The irqbalance source tree - The new official site for irqbalance
http://irqbalance.github.io/irqbalance/
GNU General Public License v2.0
576 stars 139 forks source link

Try fix https://github.com/Irqbalance/irqbalance/issues/303 #312

Closed balrog-kun closed 4 months ago

balrog-kun commented 4 months ago

This is a proposed fix for https://github.com/Irqbalance/irqbalance/issues/303 up for discussion. Here's the relevant commit msg:


There are situations where irqbalance may try to migrate large numbers of IRQs to a topo_obj, there's no upper bound on the number as the placement logic is based on load mainly. The kernel's irq bitmasks limit the number of IRQs on each cpu and if more are tried to be migrated, the write to smp_affinity returns -ENOSPC. This confuses irqbalance's logic, the topo_obj.interrupts list no longer matches the irqs actually on that CPU or cache domain, and results in floods of error messages. See https://github.com/Irqbalance/irqbalance/issues/303 for details.

For an easy fix, track the number of IRQ slots still free on each CPU. We start with INT_MAX meaning "unknown" and when we first get a -ENOSPC, we know we have no slots left. From there update the slots count each time we migrate IRQs to/from the CPU core topo_obj. We may never see an -ENOSPC and in that case there's no change in current logic, we never start tracking.

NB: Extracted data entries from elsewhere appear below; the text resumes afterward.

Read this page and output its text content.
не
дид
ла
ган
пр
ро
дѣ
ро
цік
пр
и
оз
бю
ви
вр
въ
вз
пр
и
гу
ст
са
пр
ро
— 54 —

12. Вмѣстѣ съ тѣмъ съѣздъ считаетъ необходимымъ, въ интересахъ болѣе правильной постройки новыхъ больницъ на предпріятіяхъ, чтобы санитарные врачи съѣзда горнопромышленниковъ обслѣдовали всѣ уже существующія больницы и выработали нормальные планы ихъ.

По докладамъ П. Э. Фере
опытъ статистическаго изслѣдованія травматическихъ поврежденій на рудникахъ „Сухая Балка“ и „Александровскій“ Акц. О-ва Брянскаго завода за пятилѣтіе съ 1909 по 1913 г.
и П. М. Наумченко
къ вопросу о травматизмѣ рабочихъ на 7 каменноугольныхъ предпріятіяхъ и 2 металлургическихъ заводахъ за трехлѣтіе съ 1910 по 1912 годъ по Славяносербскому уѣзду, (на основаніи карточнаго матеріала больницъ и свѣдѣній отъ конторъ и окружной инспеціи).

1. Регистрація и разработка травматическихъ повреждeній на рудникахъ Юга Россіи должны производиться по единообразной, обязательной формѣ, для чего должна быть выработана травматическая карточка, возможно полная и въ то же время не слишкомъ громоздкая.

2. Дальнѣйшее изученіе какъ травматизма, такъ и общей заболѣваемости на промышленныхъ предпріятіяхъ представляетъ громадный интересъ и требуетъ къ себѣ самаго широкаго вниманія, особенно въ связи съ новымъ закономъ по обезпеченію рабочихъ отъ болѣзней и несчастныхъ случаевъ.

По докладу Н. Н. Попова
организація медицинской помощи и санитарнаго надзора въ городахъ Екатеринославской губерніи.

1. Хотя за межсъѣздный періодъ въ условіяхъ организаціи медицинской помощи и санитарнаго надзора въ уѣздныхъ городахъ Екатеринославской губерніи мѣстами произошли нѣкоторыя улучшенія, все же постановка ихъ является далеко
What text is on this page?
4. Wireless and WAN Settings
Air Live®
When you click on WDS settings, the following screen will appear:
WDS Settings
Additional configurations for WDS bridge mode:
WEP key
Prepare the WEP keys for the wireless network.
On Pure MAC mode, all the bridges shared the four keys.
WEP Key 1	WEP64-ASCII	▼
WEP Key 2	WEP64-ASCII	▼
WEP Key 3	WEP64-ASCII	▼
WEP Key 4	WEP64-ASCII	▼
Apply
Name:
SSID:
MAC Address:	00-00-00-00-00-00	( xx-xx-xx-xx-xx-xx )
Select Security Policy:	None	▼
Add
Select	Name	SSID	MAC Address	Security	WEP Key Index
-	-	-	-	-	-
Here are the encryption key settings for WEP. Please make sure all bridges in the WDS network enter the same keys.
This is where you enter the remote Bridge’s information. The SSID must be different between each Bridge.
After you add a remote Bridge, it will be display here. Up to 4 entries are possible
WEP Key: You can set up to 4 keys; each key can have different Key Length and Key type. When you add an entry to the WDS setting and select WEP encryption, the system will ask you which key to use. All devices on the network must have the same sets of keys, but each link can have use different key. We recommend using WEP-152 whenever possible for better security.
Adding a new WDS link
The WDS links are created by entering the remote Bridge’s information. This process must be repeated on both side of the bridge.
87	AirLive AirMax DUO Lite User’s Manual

This way we don't need to know ahead of time how many slots the kernel has for each CPU. The number may be arch specific (it is about 200 on x86-64) and is dependent on the number managed IRQs kernel has registered, so we don't want to guess. This is also more tolerant to the topo_obj.interrupts lists not matching exactly the kernel's idea of each irq's current affinity, e.g. due to -EIO errors in the smp_affinity writes.

For now only do the tracking at OBJ_TYPE_CPU level so we don't have to update slots_left for all parent objs.

Th commit doesn't try to stop an ongoing activation of all the IRQs already scheduled for moving to one cpu, when that cpu starts returning ENOSPC. We'll still see a bunch of those errors in that iteration. But in subsequent calculate_placement() iterations we avoid assigning more IRQs to that cpu than we were able to successfully move before.